Уже начиная с XV века прослеживается целый ряд указаний на активный интерес к музыкальному прошлому. Как было упомянуто ранее, в музыкальной литературе крайне редко можно встретить рассуждения об отдельных произведениях, то есть композициях. Зато имена скончавшихся композиторов упоминаются часто, и за этими упоминаниями стоит вполне определенное стремление к канонизации, выстраиванию исторической преемственности. Это начинается с называния имен, а также с осознания исторических разграничений, примеры чему мы обнаруживаем у Иоанна Тинкториса, сопоставлявшего прошлое с настоящим (Данстейбл, Дюфаи, Карон и т. д.). По причинам различного характера такое перечисление-именование превратилось в топос. Еще у Джозеффо Царлино, в его «Istitutioni harmoniche» (1558), дань хвалы, которую он приносит Адриану Вилларту, становится поводом для того, чтобы развернуть широкую музыкально-историческую панораму во славу Венеции. Закрепление собственно музыкальной памяти в системе жанров привело к тому, что эта жанровая система стала автономным историческим пространством со своими собственными законами. Об этом говорят многие факты: например, исполнение композиций Чиконии засвидетельствовано в Падуе еще в 1472 году[100], а Петруччи печатал ламентации Иоганнеса де Квадриса еще целых полвека спустя после его кончины. Также мессы на cantus firmus являют тому наглядный пример. Когда Джованни Пьерлуиджи да Палестрина в 1590 году напечатал свою мессу «Nigra sum» («Я черна»), он использовал в качестве основы мотет Жана Л’Эритье (умер около 1552 года), композитора совсем иной эпохи. Побудительные мотивы в данном случае неясны, но так или иначе обозначенная тем самым историческая дистанция была очевидна для самого композитора. Наконец, историческое сознание явственно присутствует в мемориальных композициях, создававшихся музыкантами в честь других музыкантов, – ведь именно здесь настойчиво утверждается преемственность поколений.
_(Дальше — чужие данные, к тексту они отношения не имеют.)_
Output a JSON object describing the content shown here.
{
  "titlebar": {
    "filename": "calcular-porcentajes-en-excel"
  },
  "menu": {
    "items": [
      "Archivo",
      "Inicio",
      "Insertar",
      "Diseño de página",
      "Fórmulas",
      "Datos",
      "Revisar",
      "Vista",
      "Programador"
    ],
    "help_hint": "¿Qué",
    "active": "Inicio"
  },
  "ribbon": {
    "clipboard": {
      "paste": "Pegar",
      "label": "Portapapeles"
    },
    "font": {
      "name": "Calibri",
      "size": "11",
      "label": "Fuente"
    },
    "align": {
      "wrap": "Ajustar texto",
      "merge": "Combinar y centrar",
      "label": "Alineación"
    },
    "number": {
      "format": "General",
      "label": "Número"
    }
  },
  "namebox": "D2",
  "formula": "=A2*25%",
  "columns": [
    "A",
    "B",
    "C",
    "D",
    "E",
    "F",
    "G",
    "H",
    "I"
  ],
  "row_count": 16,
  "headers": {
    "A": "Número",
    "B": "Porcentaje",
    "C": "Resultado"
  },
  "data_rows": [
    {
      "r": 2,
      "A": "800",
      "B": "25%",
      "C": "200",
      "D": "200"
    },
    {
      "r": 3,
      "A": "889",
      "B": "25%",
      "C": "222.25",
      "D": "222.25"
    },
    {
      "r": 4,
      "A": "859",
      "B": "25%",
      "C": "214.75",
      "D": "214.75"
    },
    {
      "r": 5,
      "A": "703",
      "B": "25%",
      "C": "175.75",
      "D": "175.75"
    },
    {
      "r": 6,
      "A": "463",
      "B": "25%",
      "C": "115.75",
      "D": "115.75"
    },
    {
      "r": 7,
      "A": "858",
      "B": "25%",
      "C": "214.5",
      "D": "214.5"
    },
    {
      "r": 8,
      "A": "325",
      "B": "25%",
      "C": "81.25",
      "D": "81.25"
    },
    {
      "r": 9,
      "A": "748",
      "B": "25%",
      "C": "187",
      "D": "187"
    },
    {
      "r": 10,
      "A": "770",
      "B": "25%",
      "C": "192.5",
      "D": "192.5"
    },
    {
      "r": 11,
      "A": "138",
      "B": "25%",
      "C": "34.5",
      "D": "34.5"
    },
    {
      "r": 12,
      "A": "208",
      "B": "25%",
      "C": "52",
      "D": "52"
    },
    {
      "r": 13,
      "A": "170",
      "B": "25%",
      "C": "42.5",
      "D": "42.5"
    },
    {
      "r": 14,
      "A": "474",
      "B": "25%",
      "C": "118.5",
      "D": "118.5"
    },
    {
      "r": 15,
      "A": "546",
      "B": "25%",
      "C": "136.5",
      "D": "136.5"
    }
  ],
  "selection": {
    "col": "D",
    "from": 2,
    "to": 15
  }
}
Для того чтобы такое открытие исторического измерения могло состояться, нужны были многие предпосылки. Ранее уже говорилось, в несколько ином контексте, о переменах в концептуализации времени, совершившихся в XIV веке, когда метафизическая категория времени была заменена физической в свете новой интерпретации Аристотеля. С этим была связана также перемена в историческом сознании, причем приведшая к парадоксальному результату: когда пришло понимание того, что человек занимает конкретное, конкретно измеримое положение во времени, оказалось, что и обращение к прошлому могло осуществляться не только в модусе его освоения (то есть выстраивания непрерывности, преемственности), но и в модусе временнóго разграничения (то есть дискретности, разрыва); это обнаруживается в охотно используемой Тинкторисом риторике «нового начала». Следовательно, занятия прошедшим могли служить в том числе подчеркиванию преимуществ настоящего. Так и обращение Тинкториса к недалекому прошлому должно было в первую очередь подчеркнуть великие, несравненные достоинства его собственной эпохи.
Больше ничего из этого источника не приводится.